One Bulava missile can carry up to ten nuclear warheads with a yield of 150 kt each. If the warheads are stored together with the missiles, or in a separated storage nearby, it will be up to 1,000 nuclear bombs with a total yield of 150 Mt. In comparison, the Hiroshima bomb had a blast yield of 16 kt.
Missiles for Russia’s newest nuclear-powered submarines will be stored in the Northern Fleet’s main munitions depot in Okolnaya Bay outside the fleet’s main base of Severomorsk. Construction of the two first storages started in November this year, while two others will be built in October 2014. Russia spends 450 million rubles (€9.97 million) on construction of the depots, Izvestia reports.
The munitions depot will be located three hours sailing time away from Gadzhiyevo, the main base for Russia’s new Borey submarines, retired Vice-Admiral Vladimir Zakharov says. To store the missiles in the already existing facilities in Okolnaya is a lot cheaper than building new storages in Gadzhiyevo, and it is also more convenient. The base is hidden in a cliff and there is a railroad sidetrack leading to it, he says.
“And it’s better not to keep all eggs in one basket”, Zakharov adds.
According to Zakharov, when all the planned Borey submarines are taken into service, there will more than 200 missiles in the storage facilities. Russia plans to build a total of eight Borey submarines by 2020, but it is uncertain how many of these will be in the Northern Fleet and how many in the Pacific Fleet. The first vessel, the “Yury Dolgoruky” arrived at its home base in the Northern Fleet in September, while the next two are undergoing final testing.
In November, BarentsObserver reported that the two next Borey-class submarines in line, the “Aleksandr Nevsky” and “Vladimir Monomakh” will be based with the Pacific fleet.
Izvestia has tried to find out how safety will be ensured at the depot, but has not been able to come in contact with neither the Northern Fleet command nor the Russian Naval command.
The navy does the monitoring itself and civilian authorities have no possibilities to superintend the monitoring.
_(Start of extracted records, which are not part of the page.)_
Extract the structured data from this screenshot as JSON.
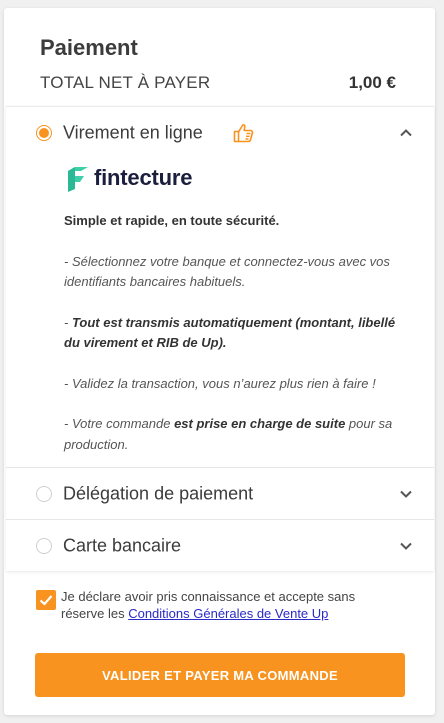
{
  "header": {
    "title": "Paiement",
    "total_label": "TOTAL NET À PAYER",
    "total_amount": "1,00 €"
  },
  "payment_options": [
    {
      "label": "Virement en ligne",
      "selected": true,
      "expanded": true,
      "icon": "thumbs-up-icon",
      "provider_logo_text": "fintecture",
      "description": {
        "headline": "Simple et rapide, en toute sécurité.",
        "step1": "- Sélectionnez votre banque et connectez-vous avec vos identifiants bancaires habituels.",
        "step2_prefix": "- ",
        "step2_bold": "Tout est transmis automatiquement (montant, libellé du virement et RIB de Up).",
        "step3": "- Validez la transaction, vous n’aurez plus rien à faire !",
        "step4_prefix": "- Votre commande ",
        "step4_bold": "est prise en charge de suite",
        "step4_suffix": " pour sa production."
      }
    },
    {
      "label": "Délégation de paiement",
      "selected": false,
      "expanded": false
    },
    {
      "label": "Carte bancaire",
      "selected": false,
      "expanded": false
    }
  ],
  "consent": {
    "checked": true,
    "text_before": "Je déclare avoir pris connaissance et accepte sans réserve les ",
    "link_text": "Conditions Générales de Vente Up"
  },
  "cta": {
    "label": "VALIDER ET PAYER MA COMMANDE"
  },
  "colors": {
    "accent": "#f7931e",
    "link": "#2a2ac6",
    "logo_mark": "#3ccfa8",
    "logo_text": "#1b1e3d"
  }
}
Authorities in Severomorsk say that they are denied the opportunity to control safety at the storage facility. Authorities for inspection of radiative dangerous objects in Murmansk oblast say that the Northern Fleet does not give them reports on control measurements of radiation levels: “The storages belong to the Ministry of Defense, they do not report to us about their monitoring. In theory they should report to us, but there are no documents stating this”, a representative from the Federal Environmental, Engineering and Nuclear Supervision Agency Rostekhnadzor says to Izvestia.